JAKARTA - Pemerintah Republik Rakyat China membuat gebrakan baru guna menyelaraskan haluan negara yang sesuai dengan nilai Partai Komunis dengan keyakinan agama para warganya. Salah satu langkah yang akan dilakukan adalah menulis ulang kitab suci seperti Injil, Al-Quran dan agama lainnya yang ada di China, agar selaras dengan nilai-nilai Partai Komunisme.
Kitab-kitab suci yang rencananya akan ditulis ulang tersebut tidak diperkenankan bertentangan dengan Partai Komunis China. Dikutip dari Daily Mail, 24 Desember 2019, petinggi Partai Komunis China akan melakukan penerjemahan ulang terhadap kitab suci.
"Evaluasi komprehensif agama klasik yang ada bertujuan mengubah konten yang tidak sesuai dengan kemajuan zaman," ujar Ketua Konferensi Konsultatif Politik Rakyat China Wang Yang dalam sebuah pertemuan dengan para pemuka agama di China.
Sementara, dikutip dari The Sun yang tayang pada 24 Desember 2019, perubahan isi kitab-kitab suci itu untuk menyesuaikan dengan era Presiden Xi Jinping. Walaupun China mengakui adanya semua agama, tetapi tetap perlu dilakukan pengawasan.
Pernyataan itu ditegaskan pada bulan November lalu saat pertemuan yang diadakan oleh Komite Urusan Etnis dan Agama Komite Nasional Konferensi Konsultatif Politik Rakyat China, yang tugasnya mengawasi masalah etnis dan agama di negara tersebut.

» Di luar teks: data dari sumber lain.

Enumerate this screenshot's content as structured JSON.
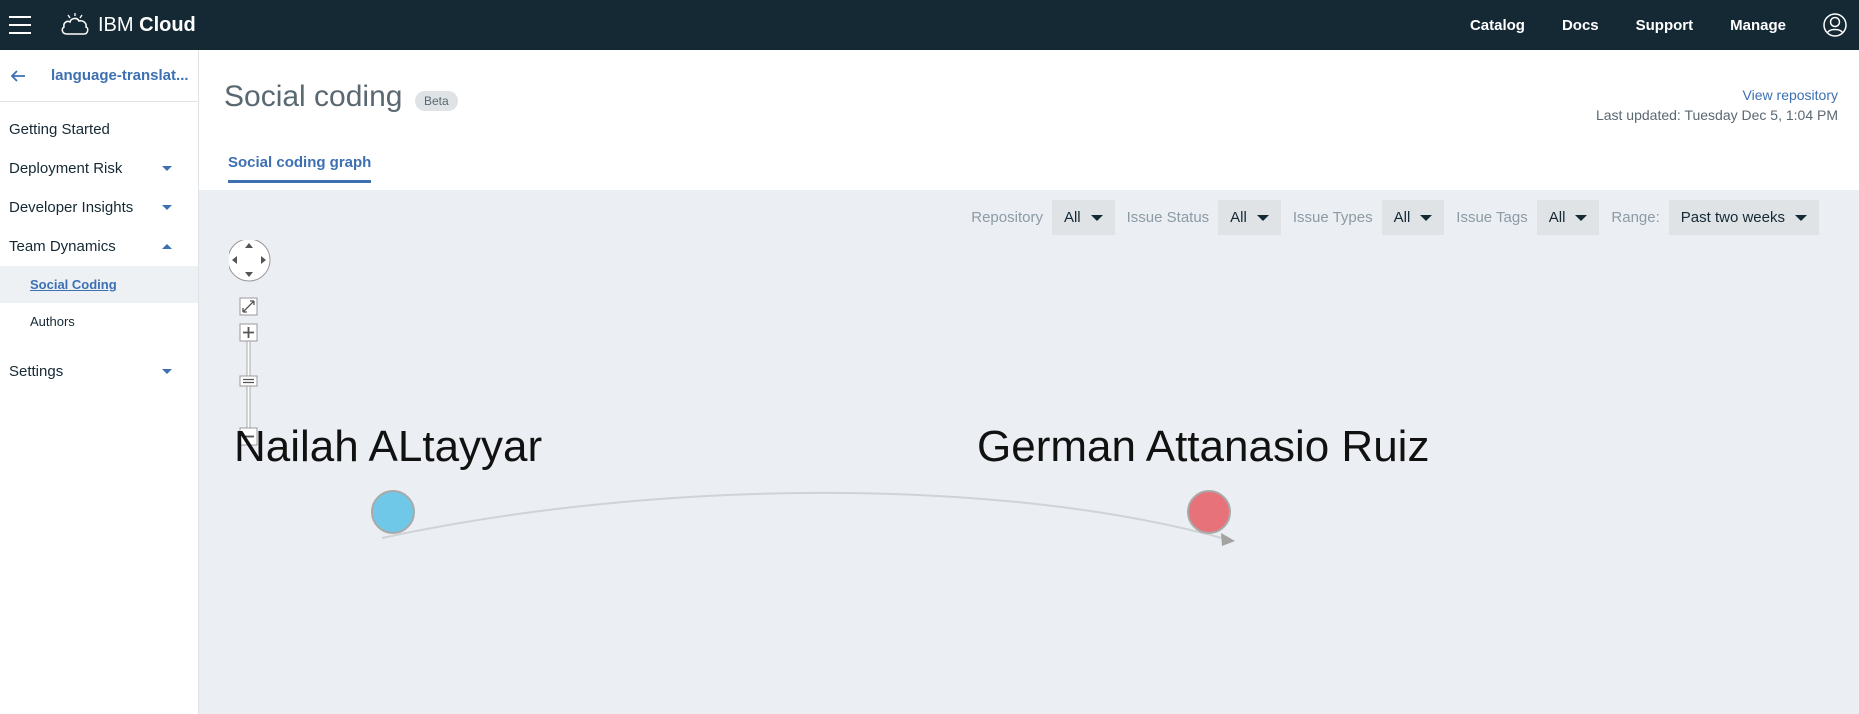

Wang menambahkan, otoritas agama harus mengikuti instruksi Presiden Xi Jinping dan menafsirkan ulang ajaran agama yang berbeda sesuai dengan 'nilai-nilai inti Sosialisme' dan 'syarat dengan zaman', menurut surat kabar Prancis Le Figaro.
Dia menyampaikan kepada para pejabat untuk membangun sistem keagamaan sesuai dengan China dan mengevaluasi ajaran agama agar dapat menangkal pemikiran maupun ide ekstrem dalam agama yang akan membahayakan negara. Arahan Wang ini lekas disetujui oleh para pejabat setempat.
Kebijakan ini terkait kritik global terhadap China atas kebijakan terhadap agama yang diterapkan, seperti di Xinjiang.
Dikutip dari The Guardian edisi 17 November 2019, tentang kebocoran dokumen perlakuan China terhadap warga Muslim Uighur di Xinjiang, dinyatakan bahwa Pemerintah China melakukan indoktrinasi ajaran agama dan juga melakukan penahanan warga Uighur di dalam kamp berkedok pelatihan kerja.
Menteri Luar Negeri AS Mike Pompeo mengatakan pada bulan November 2019, dokumen yang bocor itu membuktikan otoritas China terlibat dalam penindasan masif dan sistemik terhadap Muslim dan minoritas lainnya seperti dikutip dari Time edisi 27 November 2019.
Sementara Perserikatan Bangsa-Bangsa (PBB) menyatakan, setidaknya ada satu juta orang Muslim Uighur yang ditahan di kamp-kamp buatan pemerintah China dan diperlakukan secara tidak manusiawi.
Pada awalnya, pemerintah China menyangkal adanya kamp-kamp tersebut, tetapi akhirnya membenarkan adanya kamp tersebut dengan dalih untuk mencegah faham ekstremisme.
Pemerintah China juga merilis tiga laporan resmi untuk merespons kritik dunia atas masalah di Uighur lewat kementerian luar negeri China.
BACA JUGA:
Juru bicara Kementerian Luar Negeri Geng Shuang, menampik tudingan dunia selama ini. Kata dia, tudingan tersebut adalah cara media asing mencoreng upaya kontra-terorisme dan ekstremisme di Xinjiang. Dia juga mengatakan "China tidak akan pernah melunak dalam perang melawan teroris yang kejam," kata Geng pada jumpa pers dikutip dari AFP, edisi 18 November 2019.
Geng menambahkan, aksi terorisme di Xinjiang terjadi selama kurun waktu 1990-an hingga 2016. Setelah pemerintah menerapkan kebijakan kontra-terorisme, mereka berhasil meredam aksi tersebut. Kebijakan ini pun, diklaimnya mendapat dukungan dari pejabat dan rakyat China.